Preces populi tui, quaesumus, Domine, clementer exaudi,
ut, qui de Unigeniti tui in nostra carne adventu laetantur,
cum venerit in sua maiestate,
aeternae vitae praemium consequantur.
This prayer is pretty much identical to a Post Communion in the ancient Gelasian Sacramentary during the "tenth month" ("Decem"-ber). Remember that laetor is deponent.
Gratiously hear the prayers of Your people, we beseech You, O Lord,
so that those who are rejoicing about the Coming of Your Only-Begotten in our flesh,
may attain the reward of eternal life
when He will have come in His majesty.
As we have seen many times, the prayers of Advent look in two directions, back to the historic moment of the Nativity of the Lord and also forward to the moment when He will come in glory to judge the living and the dead.

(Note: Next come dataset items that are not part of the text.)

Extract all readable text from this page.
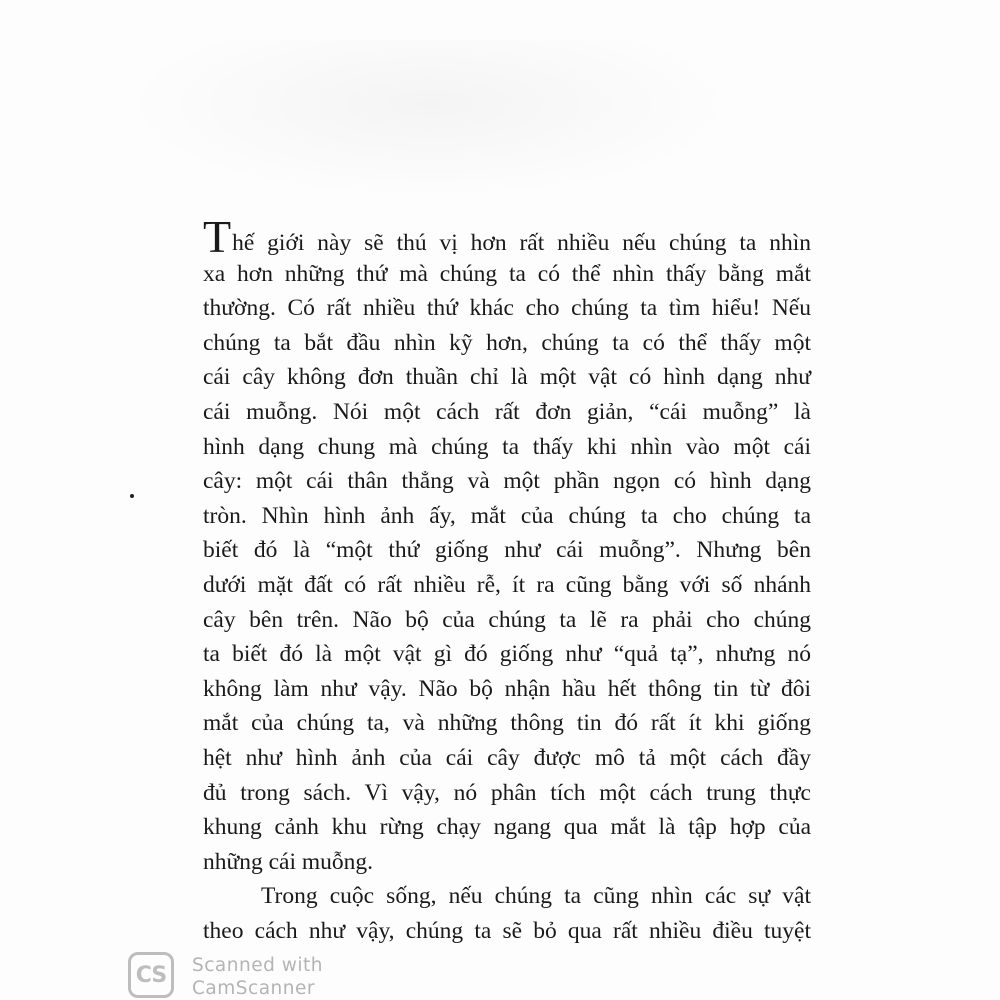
Thế giới này sẽ thú vị hơn rất nhiều nếu chúng ta nhìn
xa hơn những thứ mà chúng ta có thể nhìn thấy bằng mắt
thường. Có rất nhiều thứ khác cho chúng ta tìm hiểu! Nếu
chúng ta bắt đầu nhìn kỹ hơn, chúng ta có thể thấy một
cái cây không đơn thuần chỉ là một vật có hình dạng như
cái muỗng. Nói một cách rất đơn giản, “cái muỗng” là
hình dạng chung mà chúng ta thấy khi nhìn vào một cái
cây: một cái thân thẳng và một phần ngọn có hình dạng
tròn. Nhìn hình ảnh ấy, mắt của chúng ta cho chúng ta
biết đó là “một thứ giống như cái muỗng”. Nhưng bên
dưới mặt đất có rất nhiều rễ, ít ra cũng bằng với số nhánh
cây bên trên. Não bộ của chúng ta lẽ ra phải cho chúng
ta biết đó là một vật gì đó giống như “quả tạ”, nhưng nó
không làm như vậy. Não bộ nhận hầu hết thông tin từ đôi
mắt của chúng ta, và những thông tin đó rất ít khi giống
hệt như hình ảnh của cái cây được mô tả một cách đầy
đủ trong sách. Vì vậy, nó phân tích một cách trung thực
khung cảnh khu rừng chạy ngang qua mắt là tập hợp của
những cái muỗng.
Trong cuộc sống, nếu chúng ta cũng nhìn các sự vật
theo cách như vậy, chúng ta sẽ bỏ qua rất nhiều điều tuyệt
CS	Scanned with
CamScanner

The prayer juxtaposes caro ("flesh") and maiestas ("glory" or "majesty"). The maiestas here refers to the characteristic of God we see at times revealed in Scripture as, for example, when Moses encounters God in the cloud on the mountain or in the tent of the ark. The encounter with God’s majestic glory (Greek doxa, Hebrew kabod) transforms Moses flesh so that it is so bright that he must wear a veil over his face. The Lord, when He comes, will transform everything in His presence and our sight of Him in the bosom of the Trinity in the Beatific Vision will transform our human flesh forever.
The prayer is also careful to link joy with prayer, as if prayer would be a sine qua non for joy.

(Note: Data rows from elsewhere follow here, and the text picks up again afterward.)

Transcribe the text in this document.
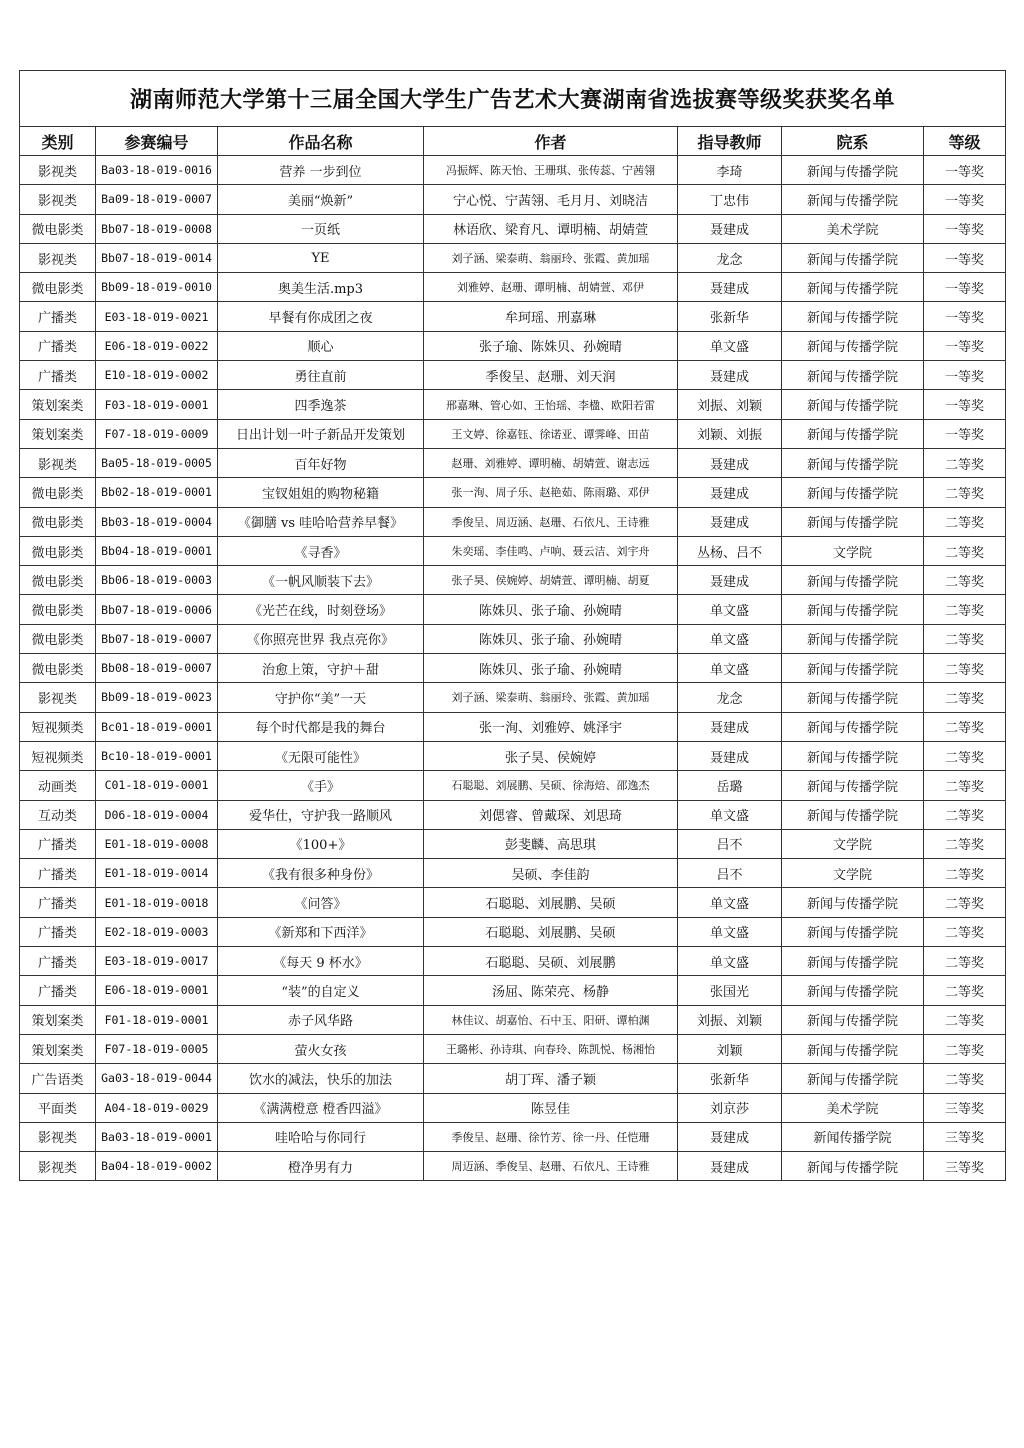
湖南师范大学第十三届全国大学生广告艺术大赛湖南省选拔赛等级奖获奖名单						
类别	参赛编号	作品名称	作者	指导教师	院系	等级
影视类	Ba03-18-019-0016	营养 一步到位	冯振辉、陈天怡、王珊琪、张传蕊、宁茜翎	李琦	新闻与传播学院	一等奖
影视类	Ba09-18-019-0007	美丽“焕新”	宁心悦、宁茜翎、毛月月、刘晓洁	丁忠伟	新闻与传播学院	一等奖
微电影类	Bb07-18-019-0008	一页纸	林语欣、梁育凡、谭明楠、胡婧萱	聂建成	美术学院	一等奖
影视类	Bb07-18-019-0014	YE	刘子涵、梁泰萌、翁丽玲、张霞、黄加瑶	龙念	新闻与传播学院	一等奖
微电影类	Bb09-18-019-0010	奥美生活.mp3	刘雅婷、赵珊、谭明楠、胡婧萱、邓伊	聂建成	新闻与传播学院	一等奖
广播类	E03-18-019-0021	早餐有你成团之夜	牟珂瑶、刑嘉琳	张新华	新闻与传播学院	一等奖
广播类	E06-18-019-0022	顺心	张子瑜、陈姝贝、孙婉晴	单文盛	新闻与传播学院	一等奖
广播类	E10-18-019-0002	勇往直前	季俊呈、赵珊、刘天润	聂建成	新闻与传播学院	一等奖
策划案类	F03-18-019-0001	四季逸茶	邢嘉琳、管心如、王怡瑶、李楹、欧阳若雷	刘振、刘颖	新闻与传播学院	一等奖
策划案类	F07-18-019-0009	日出计划一叶子新品开发策划	王文婷、徐嘉钰、徐诺亚、谭霁峰、田苗	刘颖、刘振	新闻与传播学院	一等奖
影视类	Ba05-18-019-0005	百年好物	赵珊、刘雅婷、谭明楠、胡婧萱、谢志远	聂建成	新闻与传播学院	二等奖
微电影类	Bb02-18-019-0001	宝钗姐姐的购物秘籍	张一洵、周子乐、赵艳茹、陈雨璐、邓伊	聂建成	新闻与传播学院	二等奖
微电影类	Bb03-18-019-0004	《御膳 vs 哇哈哈营养早餐》	季俊呈、周迈涵、赵珊、石依凡、王诗雅	聂建成	新闻与传播学院	二等奖
微电影类	Bb04-18-019-0001	《寻香》	朱奕瑶、李佳鸣、卢响、聂云洁、刘宇舟	丛杨、吕不	文学院	二等奖
微电影类	Bb06-18-019-0003	《一帆风顺装下去》	张子昊、侯婉婷、胡婧萱、谭明楠、胡夏	聂建成	新闻与传播学院	二等奖
微电影类	Bb07-18-019-0006	《光芒在线，时刻登场》	陈姝贝、张子瑜、孙婉晴	单文盛	新闻与传播学院	二等奖
微电影类	Bb07-18-019-0007	《你照亮世界 我点亮你》	陈姝贝、张子瑜、孙婉晴	单文盛	新闻与传播学院	二等奖
微电影类	Bb08-18-019-0007	治愈上策，守护＋甜	陈姝贝、张子瑜、孙婉晴	单文盛	新闻与传播学院	二等奖
影视类	Bb09-18-019-0023	守护你“美”一天	刘子涵、梁泰萌、翁丽玲、张霞、黄加瑶	龙念	新闻与传播学院	二等奖
短视频类	Bc01-18-019-0001	每个时代都是我的舞台	张一洵、刘雅婷、姚泽宇	聂建成	新闻与传播学院	二等奖
短视频类	Bc10-18-019-0001	《无限可能性》	张子昊、侯婉婷	聂建成	新闻与传播学院	二等奖
动画类	C01-18-019-0001	《手》	石聪聪、刘展鹏、吴硕、徐海焙、邵逸杰	岳璐	新闻与传播学院	二等奖
互动类	D06-18-019-0004	爱华仕，守护我一路顺风	刘偲睿、曾戴琛、刘思琦	单文盛	新闻与传播学院	二等奖
广播类	E01-18-019-0008	《100+》	彭斐麟、高思琪	吕不	文学院	二等奖
广播类	E01-18-019-0014	《我有很多种身份》	吴硕、李佳韵	吕不	文学院	二等奖
广播类	E01-18-019-0018	《问答》	石聪聪、刘展鹏、吴硕	单文盛	新闻与传播学院	二等奖
广播类	E02-18-019-0003	《新郑和下西洋》	石聪聪、刘展鹏、吴硕	单文盛	新闻与传播学院	二等奖
广播类	E03-18-019-0017	《每天 9 杯水》	石聪聪、吴硕、刘展鹏	单文盛	新闻与传播学院	二等奖
广播类	E06-18-019-0001	“装”的自定义	汤屈、陈荣亮、杨静	张国光	新闻与传播学院	二等奖
策划案类	F01-18-019-0001	赤子风华路	林佳议、胡嘉怡、石中玉、阳研、谭柏渊	刘振、刘颖	新闻与传播学院	二等奖
策划案类	F07-18-019-0005	萤火女孩	王璐彬、孙诗琪、向春玲、陈凯悦、杨湘怡	刘颖	新闻与传播学院	二等奖
广告语类	Ga03-18-019-0044	饮水的减法，快乐的加法	胡丁珲、潘子颖	张新华	新闻与传播学院	二等奖
平面类	A04-18-019-0029	《满满橙意 橙香四溢》	陈昱佳	刘京莎	美术学院	三等奖
影视类	Ba03-18-019-0001	哇哈哈与你同行	季俊呈、赵珊、徐竹芳、徐一丹、任恺珊	聂建成	新闻传播学院	三等奖
影视类	Ba04-18-019-0002	橙净男有力	周迈涵、季俊呈、赵珊、石依凡、王诗雅	聂建成	新闻与传播学院	三等奖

>Rhetorial question alert:
Can someone who does not pray truly be happy?
ANOTHER POSSIBLE VERSION:
Listen with clemency, we pray, O Lord,
to the prayers of your people,
that those who rejoice at the coming
of your Only-begotten Son in our flesh
may, when he comes in his glory,
receive the reward of eternal life.
Sorry for all the comments, but its Christmas vacation here…

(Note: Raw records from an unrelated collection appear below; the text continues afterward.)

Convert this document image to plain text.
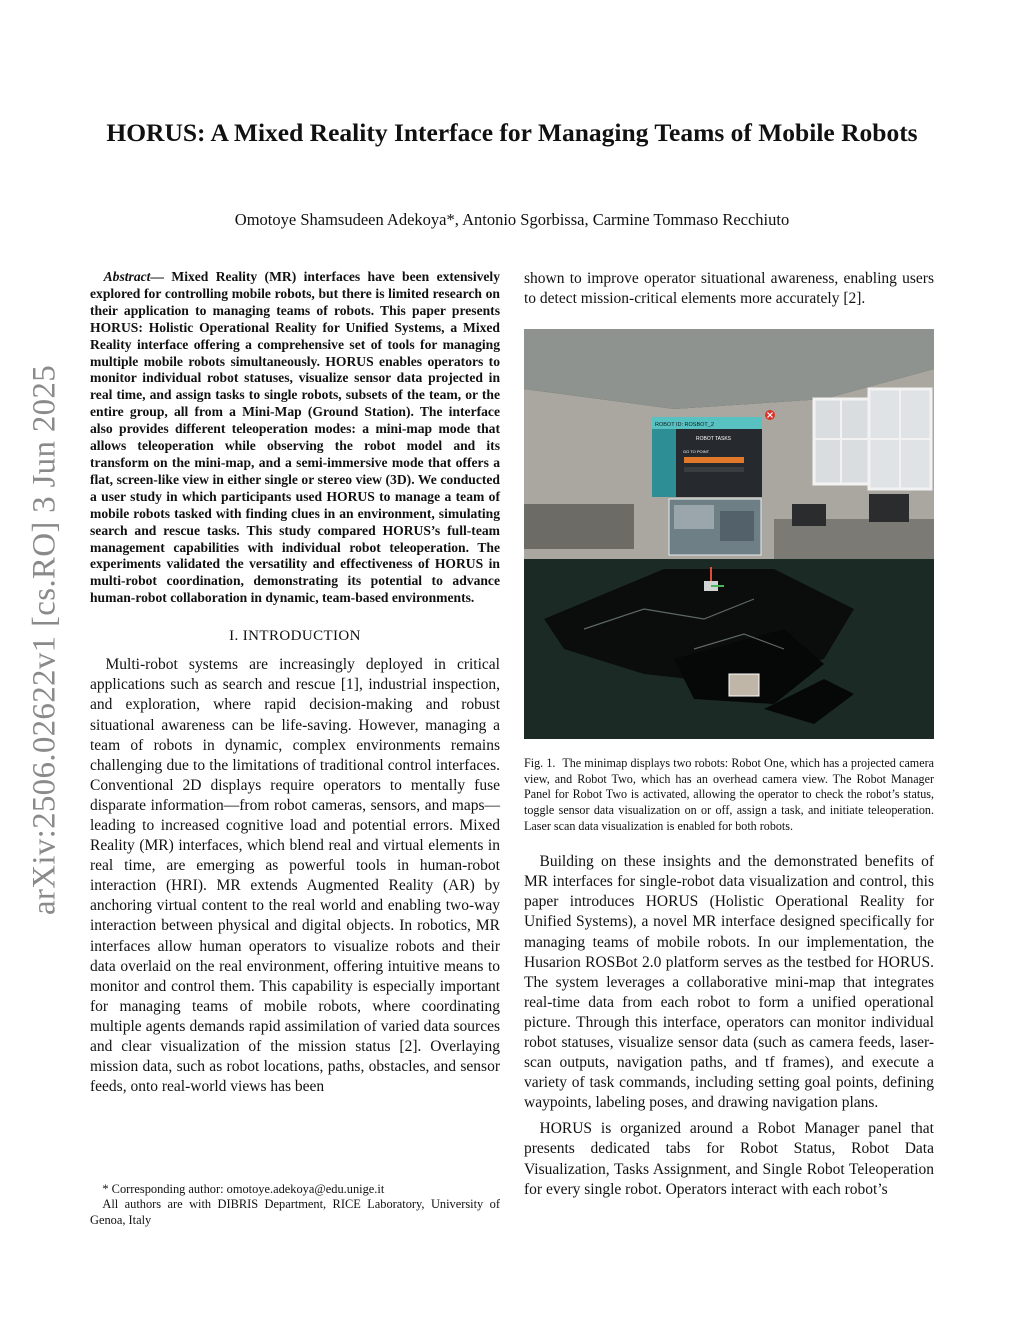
arXiv:2506.02622v1 [cs.RO] 3 Jun 2025
HORUS: A Mixed Reality Interface for Managing Teams of Mobile Robots

Omotoye Shamsudeen Adekoya*, Antonio Sgorbissa, Carmine Tommaso Recchiuto

Abstract— Mixed Reality (MR) interfaces have been extensively explored for controlling mobile robots, but there is limited research on their application to managing teams of robots. This paper presents HORUS: Holistic Operational Reality for Unified Systems, a Mixed Reality interface offering a comprehensive set of tools for managing multiple mobile robots simultaneously. HORUS enables operators to monitor individual robot statuses, visualize sensor data projected in real time, and assign tasks to single robots, subsets of the team, or the entire group, all from a Mini-Map (Ground Station). The interface also provides different teleoperation modes: a mini-map mode that allows teleoperation while observing the robot model and its transform on the mini-map, and a semi-immersive mode that offers a flat, screen-like view in either single or stereo view (3D). We conducted a user study in which participants used HORUS to manage a team of mobile robots tasked with finding clues in an environment, simulating search and rescue tasks. This study compared HORUS’s full-team management capabilities with individual robot teleoperation. The experiments validated the versatility and effectiveness of HORUS in multi-robot coordination, demonstrating its potential to advance human-robot collaboration in dynamic, team-based environments.

I. INTRODUCTION

Multi-robot systems are increasingly deployed in critical applications such as search and rescue [1], industrial inspection, and exploration, where rapid decision-making and robust situational awareness can be life-saving. However, managing a team of robots in dynamic, complex environments remains challenging due to the limitations of traditional control interfaces. Conventional 2D displays require operators to mentally fuse disparate information—from robot cameras, sensors, and maps—leading to increased cognitive load and potential errors. Mixed Reality (MR) interfaces, which blend real and virtual elements in real time, are emerging as powerful tools in human-robot interaction (HRI). MR extends Augmented Reality (AR) by anchoring virtual content to the real world and enabling two-way interaction between physical and digital objects. In robotics, MR interfaces allow human operators to visualize robots and their data overlaid on the real environment, offering intuitive means to monitor and control them. This capability is especially important for managing teams of mobile robots, where coordinating multiple agents demands rapid assimilation of varied data sources and clear visualization of the mission status [2]. Overlaying mission data, such as robot locations, paths, obstacles, and sensor feeds, onto real-world views has been

* Corresponding author: omotoye.adekoya@edu.unige.it

All authors are with DIBRIS Department, RICE Laboratory, University of Genoa, Italy

shown to improve operator situational awareness, enabling users to detect mission-critical elements more accurately [2].

ROBOT ID: ROSBOT_2
ROBOT TASKS
GO TO POINT

Fig. 1. The minimap displays two robots: Robot One, which has a projected camera view, and Robot Two, which has an overhead camera view. The Robot Manager Panel for Robot Two is activated, allowing the operator to check the robot’s status, toggle sensor data visualization on or off, assign a task, and initiate teleoperation. Laser scan data visualization is enabled for both robots.

Building on these insights and the demonstrated benefits of MR interfaces for single-robot data visualization and control, this paper introduces HORUS (Holistic Operational Reality for Unified Systems), a novel MR interface designed specifically for managing teams of mobile robots. In our implementation, the Husarion ROSBot 2.0 platform serves as the testbed for HORUS. The system leverages a collaborative mini-map that integrates real-time data from each robot to form a unified operational picture. Through this interface, operators can monitor individual robot statuses, visualize sensor data (such as camera feeds, laser-scan outputs, navigation paths, and tf frames), and execute a variety of task commands, including setting goal points, defining waypoints, labeling poses, and drawing navigation plans.

HORUS is organized around a Robot Manager panel that presents dedicated tabs for Robot Status, Robot Data Visualization, Tasks Assignment, and Single Robot Teleoperation for every single robot. Operators interact with each robot’s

This rejoicing about the Lord taking our flesh is understood only within unapologetically orthodox Catholic doctrine about original sin and redemption. In that sin of one man, we, the flesh of that one sinner, we, the members of that first Adam’s body, are condemned to death and hell. This does not mean that God is cruel or unjust or, as one theologian put it, that God would then be likened to being the Commandant of a German Death Camp. Instead, our redemption is all the more intimate, for, because God took on our flesh, He also took on the right, so to speak, to usurp Adam’s (and then the Oracle-Serpent’s) responsibility for us, the members of Adam’s body. Because Christ took on our flesh, we become the members of His Body. And that is something to rejoice about. Better, that is someone in whom we rejoice. Coming to us in our flesh works unto the greater glory of God. AMDG. Though I’m not a Jesuit!